O governo anunciou nesta quinta-feira (17) um reajuste de 15,04% no Bolsa Família. Com a mudança, o piso do programa passa de R$ 600 para R$ 691. O novo valor foi publicado no Diário Oficial e entra em vigor em outubro.
Durante um comício em Vitória da Conquista, na Bahia, Flávio afirmou que o benefício perdeu poder de compra e comparou os valores pagos durante os governos Lula e Jair Bolsonaro.
“Eu vou olhar para frente porque eu quero ajudar pessoas como você, que recebem Bolsa Família, mas precisam complementar a renda, porque os R$ 600 hoje não compram mais o que compravam, né, no governo do presidente Bolsonaro", disse.
O candidato do PL chamou a medida de um ato de desespero. "E não caiam em mais uma falsa promessa.
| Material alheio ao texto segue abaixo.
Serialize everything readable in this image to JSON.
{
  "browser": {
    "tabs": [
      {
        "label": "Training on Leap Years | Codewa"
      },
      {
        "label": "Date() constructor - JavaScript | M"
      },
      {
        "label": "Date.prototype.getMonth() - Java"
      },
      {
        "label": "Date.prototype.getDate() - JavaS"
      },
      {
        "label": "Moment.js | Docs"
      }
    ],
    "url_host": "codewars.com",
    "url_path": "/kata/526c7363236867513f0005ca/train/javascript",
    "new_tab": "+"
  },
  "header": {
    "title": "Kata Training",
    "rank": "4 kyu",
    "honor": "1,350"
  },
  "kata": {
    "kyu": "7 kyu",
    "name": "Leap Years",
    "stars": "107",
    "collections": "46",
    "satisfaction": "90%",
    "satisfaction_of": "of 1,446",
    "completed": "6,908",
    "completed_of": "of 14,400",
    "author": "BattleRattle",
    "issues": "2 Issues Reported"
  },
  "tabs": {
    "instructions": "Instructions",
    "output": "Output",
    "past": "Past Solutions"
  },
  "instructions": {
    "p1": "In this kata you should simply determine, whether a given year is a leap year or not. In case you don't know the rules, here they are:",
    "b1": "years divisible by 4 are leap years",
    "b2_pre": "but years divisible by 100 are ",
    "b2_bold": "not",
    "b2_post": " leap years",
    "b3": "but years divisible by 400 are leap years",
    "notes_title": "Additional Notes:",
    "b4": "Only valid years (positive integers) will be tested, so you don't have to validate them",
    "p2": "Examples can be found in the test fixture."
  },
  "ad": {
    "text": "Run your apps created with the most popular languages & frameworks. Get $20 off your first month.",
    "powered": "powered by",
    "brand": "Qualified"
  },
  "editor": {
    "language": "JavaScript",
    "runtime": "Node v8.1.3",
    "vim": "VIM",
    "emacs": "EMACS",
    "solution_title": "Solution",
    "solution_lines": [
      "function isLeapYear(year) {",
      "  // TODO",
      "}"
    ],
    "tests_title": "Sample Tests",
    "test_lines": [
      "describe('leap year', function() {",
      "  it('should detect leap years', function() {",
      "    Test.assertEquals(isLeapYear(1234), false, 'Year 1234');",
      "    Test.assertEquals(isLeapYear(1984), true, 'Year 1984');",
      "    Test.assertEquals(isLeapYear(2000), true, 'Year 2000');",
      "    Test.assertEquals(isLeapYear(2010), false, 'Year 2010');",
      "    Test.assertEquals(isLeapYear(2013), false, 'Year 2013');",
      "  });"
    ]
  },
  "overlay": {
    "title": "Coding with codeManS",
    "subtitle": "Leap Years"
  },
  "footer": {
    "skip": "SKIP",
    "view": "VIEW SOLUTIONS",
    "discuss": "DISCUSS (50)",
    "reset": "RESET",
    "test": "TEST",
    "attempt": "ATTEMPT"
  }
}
Porque o Lula, num ato de desespero, acabou de fazer um decreto, mesmo sabendo que ele negava o que foi pedido durante as eleições”, declarou o senador.
Lula reajusta Bolsa Família após anos sem aumentar o benefício
Flávio questionou o momento escolhido pelo governo para anunciar a medida. “[Lula] Fez uma coisa que não fez em quantos anos de governo. E, faltando 17 dias para a eleição, ele acha que vai ganhar alguém dando reajuste no Bolsa Família. Ele sabe que isso não pode. Mas eu não me desespero, porque ele sabe que está perdendo”, completou.
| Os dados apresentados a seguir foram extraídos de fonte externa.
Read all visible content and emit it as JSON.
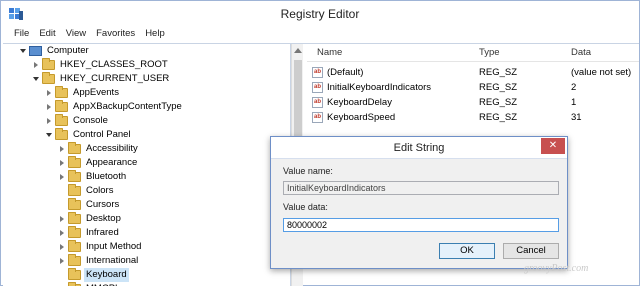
{
  "window": {
    "title": "Registry Editor"
  },
  "menu": [
    "File",
    "Edit",
    "View",
    "Favorites",
    "Help"
  ],
  "tree": [
    {
      "label": "Computer",
      "indent": 0,
      "state": "expanded",
      "icon": "computer-icon"
    },
    {
      "label": "HKEY_CLASSES_ROOT",
      "indent": 1,
      "state": "collapsed",
      "icon": "folder-icon"
    },
    {
      "label": "HKEY_CURRENT_USER",
      "indent": 1,
      "state": "expanded",
      "icon": "folder-icon"
    },
    {
      "label": "AppEvents",
      "indent": 2,
      "state": "collapsed",
      "icon": "folder-icon"
    },
    {
      "label": "AppXBackupContentType",
      "indent": 2,
      "state": "collapsed",
      "icon": "folder-icon"
    },
    {
      "label": "Console",
      "indent": 2,
      "state": "collapsed",
      "icon": "folder-icon"
    },
    {
      "label": "Control Panel",
      "indent": 2,
      "state": "expanded",
      "icon": "folder-icon"
    },
    {
      "label": "Accessibility",
      "indent": 3,
      "state": "collapsed",
      "icon": "folder-icon"
    },
    {
      "label": "Appearance",
      "indent": 3,
      "state": "collapsed",
      "icon": "folder-icon"
    },
    {
      "label": "Bluetooth",
      "indent": 3,
      "state": "collapsed",
      "icon": "folder-icon"
    },
    {
      "label": "Colors",
      "indent": 3,
      "state": "none",
      "icon": "folder-icon"
    },
    {
      "label": "Cursors",
      "indent": 3,
      "state": "none",
      "icon": "folder-icon"
    },
    {
      "label": "Desktop",
      "indent": 3,
      "state": "collapsed",
      "icon": "folder-icon"
    },
    {
      "label": "Infrared",
      "indent": 3,
      "state": "collapsed",
      "icon": "folder-icon"
    },
    {
      "label": "Input Method",
      "indent": 3,
      "state": "collapsed",
      "icon": "folder-icon"
    },
    {
      "label": "International",
      "indent": 3,
      "state": "collapsed",
      "icon": "folder-icon"
    },
    {
      "label": "Keyboard",
      "indent": 3,
      "state": "none",
      "icon": "folder-icon",
      "selected": true
    },
    {
      "label": "MMCPL",
      "indent": 3,
      "state": "none",
      "icon": "folder-icon"
    }
  ],
  "list": {
    "headers": {
      "name": "Name",
      "type": "Type",
      "data": "Data"
    },
    "rows": [
      {
        "name": "(Default)",
        "type": "REG_SZ",
        "data": "(value not set)"
      },
      {
        "name": "InitialKeyboardIndicators",
        "type": "REG_SZ",
        "data": "2"
      },
      {
        "name": "KeyboardDelay",
        "type": "REG_SZ",
        "data": "1"
      },
      {
        "name": "KeyboardSpeed",
        "type": "REG_SZ",
        "data": "31"
      }
    ]
  },
  "dialog": {
    "title": "Edit String",
    "value_name_label": "Value name:",
    "value_name": "InitialKeyboardIndicators",
    "value_data_label": "Value data:",
    "value_data": "80000002",
    "ok_label": "OK",
    "cancel_label": "Cancel",
    "close_glyph": "✕"
  },
  "watermark": "groovyPost.com"
}
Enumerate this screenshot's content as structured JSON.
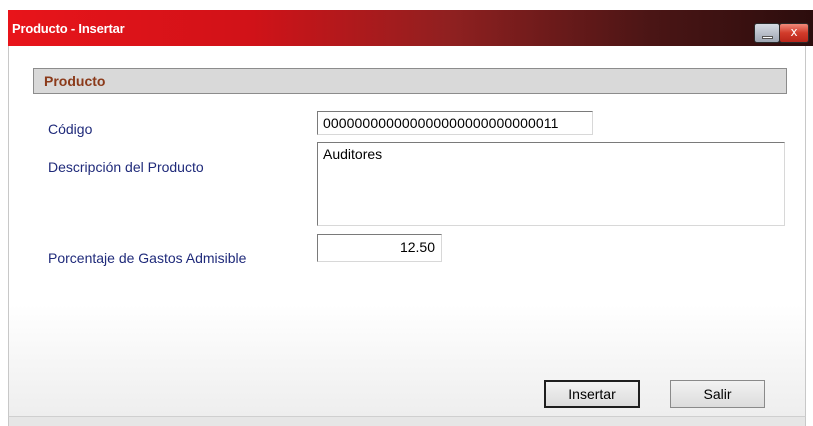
{
  "window": {
    "title": "Producto - Insertar",
    "minimize_icon": "minimize-icon",
    "close_icon": "close-icon",
    "close_glyph": "x",
    "accent_color": "#e8141a"
  },
  "form": {
    "section_title": "Producto",
    "codigo_label": "Código",
    "codigo_value": "000000000000000000000000000011",
    "descripcion_label": "Descripción del Producto",
    "descripcion_value": "Auditores",
    "porcentaje_label": "Porcentaje de Gastos Admisible",
    "porcentaje_value": "12.50"
  },
  "buttons": {
    "insertar_label": "Insertar",
    "salir_label": "Salir"
  }
}
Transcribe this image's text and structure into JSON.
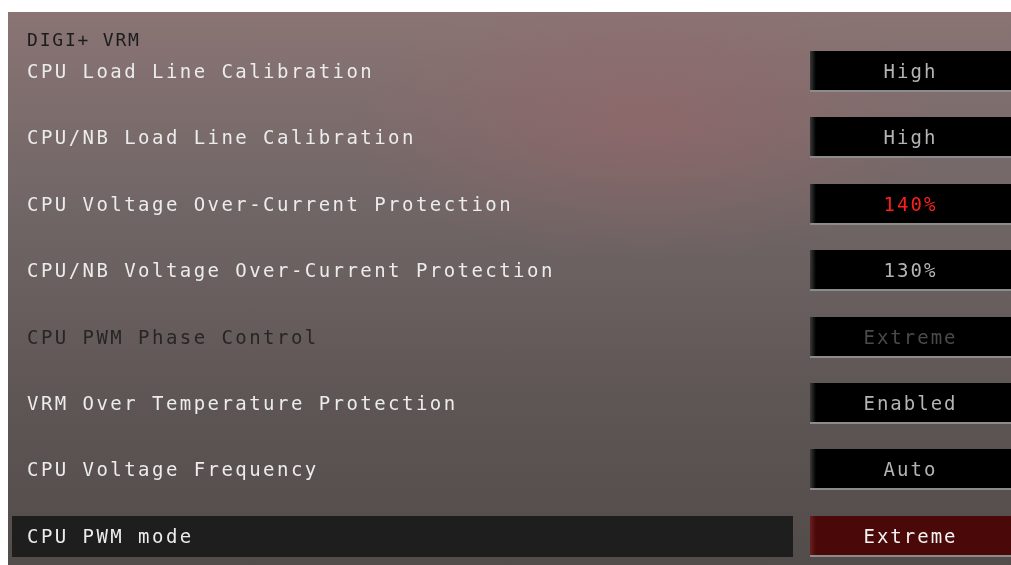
{
  "section": {
    "title": "DIGI+ VRM"
  },
  "settings": [
    {
      "label": "CPU Load Line Calibration",
      "value": "High",
      "selected": false,
      "disabled": false,
      "alert": false
    },
    {
      "label": "CPU/NB Load Line Calibration",
      "value": "High",
      "selected": false,
      "disabled": false,
      "alert": false
    },
    {
      "label": "CPU Voltage Over-Current Protection",
      "value": "140%",
      "selected": false,
      "disabled": false,
      "alert": true
    },
    {
      "label": "CPU/NB Voltage Over-Current Protection",
      "value": "130%",
      "selected": false,
      "disabled": false,
      "alert": false
    },
    {
      "label": "CPU PWM Phase Control",
      "value": "Extreme",
      "selected": false,
      "disabled": true,
      "alert": false
    },
    {
      "label": "VRM Over Temperature Protection",
      "value": "Enabled",
      "selected": false,
      "disabled": false,
      "alert": false
    },
    {
      "label": "CPU Voltage Frequency",
      "value": "Auto",
      "selected": false,
      "disabled": false,
      "alert": false
    },
    {
      "label": "CPU PWM mode",
      "value": "Extreme",
      "selected": true,
      "disabled": false,
      "alert": false
    }
  ]
}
Durante o discurso, ele também voltou a abordar segurança pública e endividamento da população, dois temas explorados por sua campanha.
“A Bahia tem uma grande oportunidade de finalmente virar uma triste fase na sua história. Há 20 anos a Bahia é governada pelo PT e, com certeza, a segurança piorou muito. Está todo mundo endividado, ninguém consegue pagar uma prestação mais, até de uma geladeira que tenha comprado”, declarou.